End-to-end object detectors. End-to-end object detection has emerged as a paradigm shift from traditional pipelines, offering streamlined architectures [ 53 ]. DETR [ 4 ] introduces the transformer architecture and adopts Hungarian loss to achieve one-to-one matching prediction, thereby eliminating hand-crafted components and post-processing. Since then, various DETR variants have been proposed to enhance its performance and efficiency [ 42 , 67 , 56 , 30 , 36 , 28 , 5 , 77 , 82 ]. Deformable-DETR [ 81 ] leverages multi-scale deformable attention module to accelerate the convergence speed.
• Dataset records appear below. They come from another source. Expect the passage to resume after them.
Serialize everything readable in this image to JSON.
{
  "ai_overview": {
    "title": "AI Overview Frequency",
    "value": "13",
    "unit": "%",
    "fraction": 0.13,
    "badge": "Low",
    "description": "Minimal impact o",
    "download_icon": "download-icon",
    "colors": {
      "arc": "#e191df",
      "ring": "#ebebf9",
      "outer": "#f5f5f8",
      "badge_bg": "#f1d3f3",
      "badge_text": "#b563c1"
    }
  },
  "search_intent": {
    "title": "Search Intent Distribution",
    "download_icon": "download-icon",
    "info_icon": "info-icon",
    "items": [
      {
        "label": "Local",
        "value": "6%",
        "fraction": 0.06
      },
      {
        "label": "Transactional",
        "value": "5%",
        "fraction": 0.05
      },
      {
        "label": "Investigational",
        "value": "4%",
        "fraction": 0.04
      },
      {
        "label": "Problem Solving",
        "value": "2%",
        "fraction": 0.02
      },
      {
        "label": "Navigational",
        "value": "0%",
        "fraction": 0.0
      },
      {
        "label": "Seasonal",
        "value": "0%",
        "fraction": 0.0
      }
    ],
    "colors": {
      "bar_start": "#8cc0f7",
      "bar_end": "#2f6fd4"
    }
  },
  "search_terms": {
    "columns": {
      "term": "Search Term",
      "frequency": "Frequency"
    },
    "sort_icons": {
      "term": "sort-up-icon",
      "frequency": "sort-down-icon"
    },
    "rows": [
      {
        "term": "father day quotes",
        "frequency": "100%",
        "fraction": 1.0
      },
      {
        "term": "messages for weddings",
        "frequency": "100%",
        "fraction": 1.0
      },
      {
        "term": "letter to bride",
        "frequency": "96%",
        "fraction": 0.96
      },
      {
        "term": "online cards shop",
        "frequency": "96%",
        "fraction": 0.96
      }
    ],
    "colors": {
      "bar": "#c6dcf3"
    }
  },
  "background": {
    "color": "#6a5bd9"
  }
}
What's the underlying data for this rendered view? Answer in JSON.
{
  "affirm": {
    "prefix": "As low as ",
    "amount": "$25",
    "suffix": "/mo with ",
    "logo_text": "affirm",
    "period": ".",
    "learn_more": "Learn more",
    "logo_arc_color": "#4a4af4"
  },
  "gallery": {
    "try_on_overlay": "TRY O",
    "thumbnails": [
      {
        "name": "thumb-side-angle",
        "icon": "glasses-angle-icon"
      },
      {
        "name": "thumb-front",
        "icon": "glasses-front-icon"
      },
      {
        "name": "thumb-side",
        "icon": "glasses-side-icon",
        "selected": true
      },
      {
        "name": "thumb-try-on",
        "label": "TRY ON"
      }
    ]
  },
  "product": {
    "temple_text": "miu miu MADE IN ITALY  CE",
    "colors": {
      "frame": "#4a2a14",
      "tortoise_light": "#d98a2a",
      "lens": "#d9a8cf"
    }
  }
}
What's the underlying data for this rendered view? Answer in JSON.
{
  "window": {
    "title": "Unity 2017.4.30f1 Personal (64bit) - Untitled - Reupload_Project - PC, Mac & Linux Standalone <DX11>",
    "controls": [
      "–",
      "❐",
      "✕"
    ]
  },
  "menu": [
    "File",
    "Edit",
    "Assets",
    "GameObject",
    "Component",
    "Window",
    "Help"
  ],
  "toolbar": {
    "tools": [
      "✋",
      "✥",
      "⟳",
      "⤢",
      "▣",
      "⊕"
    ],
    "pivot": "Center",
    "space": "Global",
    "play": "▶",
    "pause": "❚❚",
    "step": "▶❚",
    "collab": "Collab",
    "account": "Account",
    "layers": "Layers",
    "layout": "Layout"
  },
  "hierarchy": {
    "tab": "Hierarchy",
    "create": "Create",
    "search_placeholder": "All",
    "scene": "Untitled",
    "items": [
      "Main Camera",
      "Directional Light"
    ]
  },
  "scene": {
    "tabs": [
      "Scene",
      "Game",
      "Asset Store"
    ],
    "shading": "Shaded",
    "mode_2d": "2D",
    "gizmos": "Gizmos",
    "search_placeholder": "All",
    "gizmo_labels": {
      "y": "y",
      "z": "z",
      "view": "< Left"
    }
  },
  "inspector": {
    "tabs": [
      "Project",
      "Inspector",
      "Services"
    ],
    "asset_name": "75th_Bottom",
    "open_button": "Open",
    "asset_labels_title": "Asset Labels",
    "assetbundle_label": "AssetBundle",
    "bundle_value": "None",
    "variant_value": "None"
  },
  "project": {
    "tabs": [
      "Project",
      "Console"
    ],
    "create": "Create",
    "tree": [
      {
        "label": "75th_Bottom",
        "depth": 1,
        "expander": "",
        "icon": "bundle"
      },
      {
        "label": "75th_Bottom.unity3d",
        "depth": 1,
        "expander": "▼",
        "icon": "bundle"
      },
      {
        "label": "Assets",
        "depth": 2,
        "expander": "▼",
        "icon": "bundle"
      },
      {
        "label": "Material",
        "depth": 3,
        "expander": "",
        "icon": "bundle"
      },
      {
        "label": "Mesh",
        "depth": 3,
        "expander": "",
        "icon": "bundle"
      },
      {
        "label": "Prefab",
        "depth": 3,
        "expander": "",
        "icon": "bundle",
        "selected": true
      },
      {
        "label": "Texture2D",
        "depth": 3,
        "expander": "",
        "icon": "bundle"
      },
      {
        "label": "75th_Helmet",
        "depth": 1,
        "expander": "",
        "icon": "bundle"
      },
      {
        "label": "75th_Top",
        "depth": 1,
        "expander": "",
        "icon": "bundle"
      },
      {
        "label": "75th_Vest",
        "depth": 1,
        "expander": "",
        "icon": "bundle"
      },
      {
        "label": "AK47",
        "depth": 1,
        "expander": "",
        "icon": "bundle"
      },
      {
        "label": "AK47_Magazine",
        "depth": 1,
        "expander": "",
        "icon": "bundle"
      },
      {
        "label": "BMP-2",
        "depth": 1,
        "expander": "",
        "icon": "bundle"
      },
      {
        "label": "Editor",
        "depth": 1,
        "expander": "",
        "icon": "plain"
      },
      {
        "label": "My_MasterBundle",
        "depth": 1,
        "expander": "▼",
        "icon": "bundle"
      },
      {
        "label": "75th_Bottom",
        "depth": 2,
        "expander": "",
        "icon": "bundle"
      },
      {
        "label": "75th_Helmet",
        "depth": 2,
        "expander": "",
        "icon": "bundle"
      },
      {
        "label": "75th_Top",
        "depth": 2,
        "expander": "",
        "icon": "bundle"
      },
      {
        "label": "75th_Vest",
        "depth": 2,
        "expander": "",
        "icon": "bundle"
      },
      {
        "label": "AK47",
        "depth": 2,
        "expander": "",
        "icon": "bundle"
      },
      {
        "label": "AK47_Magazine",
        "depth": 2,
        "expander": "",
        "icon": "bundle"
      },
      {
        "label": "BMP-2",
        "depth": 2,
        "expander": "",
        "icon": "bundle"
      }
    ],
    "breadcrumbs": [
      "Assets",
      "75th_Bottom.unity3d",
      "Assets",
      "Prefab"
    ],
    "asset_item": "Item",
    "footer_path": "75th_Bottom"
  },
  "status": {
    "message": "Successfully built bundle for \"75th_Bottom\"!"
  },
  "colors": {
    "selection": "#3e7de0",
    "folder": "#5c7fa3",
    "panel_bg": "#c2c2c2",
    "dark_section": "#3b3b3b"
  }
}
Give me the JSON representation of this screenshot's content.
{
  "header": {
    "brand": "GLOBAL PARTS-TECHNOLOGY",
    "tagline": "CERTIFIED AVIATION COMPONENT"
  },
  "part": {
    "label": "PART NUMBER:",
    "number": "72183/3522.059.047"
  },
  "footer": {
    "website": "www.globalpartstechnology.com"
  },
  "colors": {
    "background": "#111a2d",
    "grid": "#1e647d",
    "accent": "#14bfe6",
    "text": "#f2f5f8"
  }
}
DINO [ 73 ] integrates contrastive denoising, mix query selection, and look forward twice scheme into DETRs. RT-DETR [ 78 ] further designs the efficient hybrid encoder and proposes the uncertainty-minimal query selection to improve both the accuracy and latency. Another line to achieve end-to-end object detection is based CNN detectors. Learnable NMS [ 24 ] and relation networks [ 26 ] present another network to remove duplicated predictions for detectors. OneNet [55] and DeFCN [66] propose oneto-one matching strategies to enable end-to-end object detection with fully convolutional networks. F C O S p s s \mathrm{FCOS}_{\mathrm{pss}} FCOSpss [80] introduces a positive sample selector to choose the optimal sample for prediction.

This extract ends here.